Several "Bitcoin Acquisition Companies (Bitcoin Acquisition Vehicles)" have recently focused on buying Bitcoin and making it the core of their asset allocation through leveraged operations and financial innovations. Since MicroStrategy (, now Strategy), heavily invested its corporate assets in Bitcoin in 2020, this strategy has attracted many enterprises to follow suit, including Tesla, Twenty One Capital, GameStop, and even Trump Media.

(Strategy leads the trend, a detailed article on Bitcoin reserve strategy company investment guide)

Initially, they were motivated by the consideration of hedging against the inflation of fiat currency, but as the price of Bitcoin rose, these companies began to issue financial instruments such as convertible bonds or preferred stocks to leverage and expand their Bitcoin holdings, transforming into an existence similar to a "closed-end fund."

As of now, Strategy holds over 580,000 Bitcoins, with a market value of nearly 63 billion USD, accounting for nearly 2.8% of the total supply. If we calculate the actual circulation volume, its proportion is even higher.

The Top Five Bitcoin Reserve Strategy Companies: Leverage and Premium: The Financial Magic of Bitcoin Combined with Equity and Convertible Bonds

Bitcoin reserve strategy companies raise funds through equity or convertible bonds to purchase Bitcoin. If their stock price exceeds the actual asset value, investors will pay a "premium" to acquire the stock, and this premium can in turn be used to increase Bitcoin holdings, further boosting the per-share value, creating a positive feedback loop.

Swiss licensed crypto bank Sygnum is concerned that this model may not be able to cycle infinitely:

When market demand is saturated, sentiment turns sour, or the price of Bitcoin falls, stocks will turn to "discount trading," old investors will suffer, and new capital will find it difficult to enter.

In addition, when the price of Bitcoin fluctuates sharply downwards, these companies may be forced to sell Bitcoin to repay debts, exacerbating market downturn pressure and severely impacting market confidence.

( MicroStrategy Strategy Liquidation Concerns Resurface: How Will the Bitcoin Price Plummet Affect This Company? )

Sygnum: Strategic coin hoarding may drive Bitcoin further away from Central Bank reserves.

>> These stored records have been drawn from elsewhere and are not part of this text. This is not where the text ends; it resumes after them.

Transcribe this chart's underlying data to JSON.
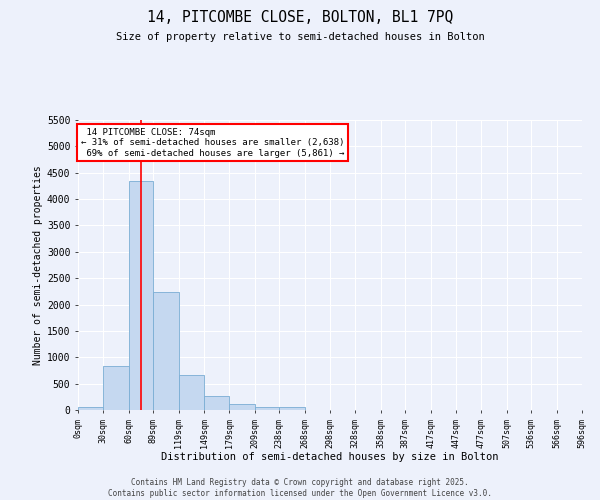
{
  "title": "14, PITCOMBE CLOSE, BOLTON, BL1 7PQ",
  "subtitle": "Size of property relative to semi-detached houses in Bolton",
  "xlabel": "Distribution of semi-detached houses by size in Bolton",
  "ylabel": "Number of semi-detached properties",
  "property_label": "14 PITCOMBE CLOSE: 74sqm",
  "pct_smaller": 31,
  "pct_larger": 69,
  "count_smaller": 2638,
  "count_larger": 5861,
  "bin_edges": [
    0,
    30,
    60,
    89,
    119,
    149,
    179,
    209,
    238,
    268,
    298,
    328,
    358,
    387,
    417,
    447,
    477,
    507,
    536,
    566,
    596
  ],
  "bar_heights": [
    50,
    840,
    4340,
    2240,
    670,
    260,
    120,
    60,
    50,
    0,
    0,
    0,
    0,
    0,
    0,
    0,
    0,
    0,
    0,
    0
  ],
  "bar_color": "#c5d8f0",
  "bar_edge_color": "#7aadd4",
  "red_line_x": 74,
  "ylim": [
    0,
    5500
  ],
  "yticks": [
    0,
    500,
    1000,
    1500,
    2000,
    2500,
    3000,
    3500,
    4000,
    4500,
    5000,
    5500
  ],
  "tick_labels": [
    "0sqm",
    "30sqm",
    "60sqm",
    "89sqm",
    "119sqm",
    "149sqm",
    "179sqm",
    "209sqm",
    "238sqm",
    "268sqm",
    "298sqm",
    "328sqm",
    "358sqm",
    "387sqm",
    "417sqm",
    "447sqm",
    "477sqm",
    "507sqm",
    "536sqm",
    "566sqm",
    "596sqm"
  ],
  "footer_line1": "Contains HM Land Registry data © Crown copyright and database right 2025.",
  "footer_line2": "Contains public sector information licensed under the Open Government Licence v3.0.",
  "background_color": "#edf1fb",
  "grid_color": "#ffffff"
}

Sygnum warns that the large-scale Bitcoin hoarding behavior of Strategy and its imitators is undermining the feasibility of Bitcoin becoming a Central Bank reserve asset:

The decentralization and high liquidity of Bitcoin are the foundation of its status as "digital gold"; however, when a single entity controls too many tokens, it undermines its neutrality and acceptability as a safe asset.

The liquidity and volatility of Bitcoin are key considerations for many institutions and central banks; however, these "leverage buyers" are distorting these structures, which may deter more conservative funds.

Market Contribution and Systemic Risk: The Double-Edged Sword of Bitcoin Reserve Frenzy

It is undeniable that Bitcoin acquisition companies have played a significant role in driving market prices and expanding investment exposure, filling the gap left by ETFs or other regulated investment products. However, as more and more companies enter this track, investors also need to be aware of the valuation cap and systemic risks. Sygnum also reminds:

Packaging these companies as "corporate financial strategies" is misleading, as their nature is closer to "high-risk investment funds."

After all, while strategic buying is certainly exciting, these companies will become potential "sell pressure detonators" when prices fall, financing becomes difficult, or the regulatory environment changes.

(CZ Talks about Bitcoin reserve companies: Not taking risks is the biggest risk!)

This article Bitcoin Reserve Strategy Company is Hot: How Does Large-Scale Buying Push Up the Price of Coins and Become a Market Unexploded? It first appeared in Chain News ABMedia.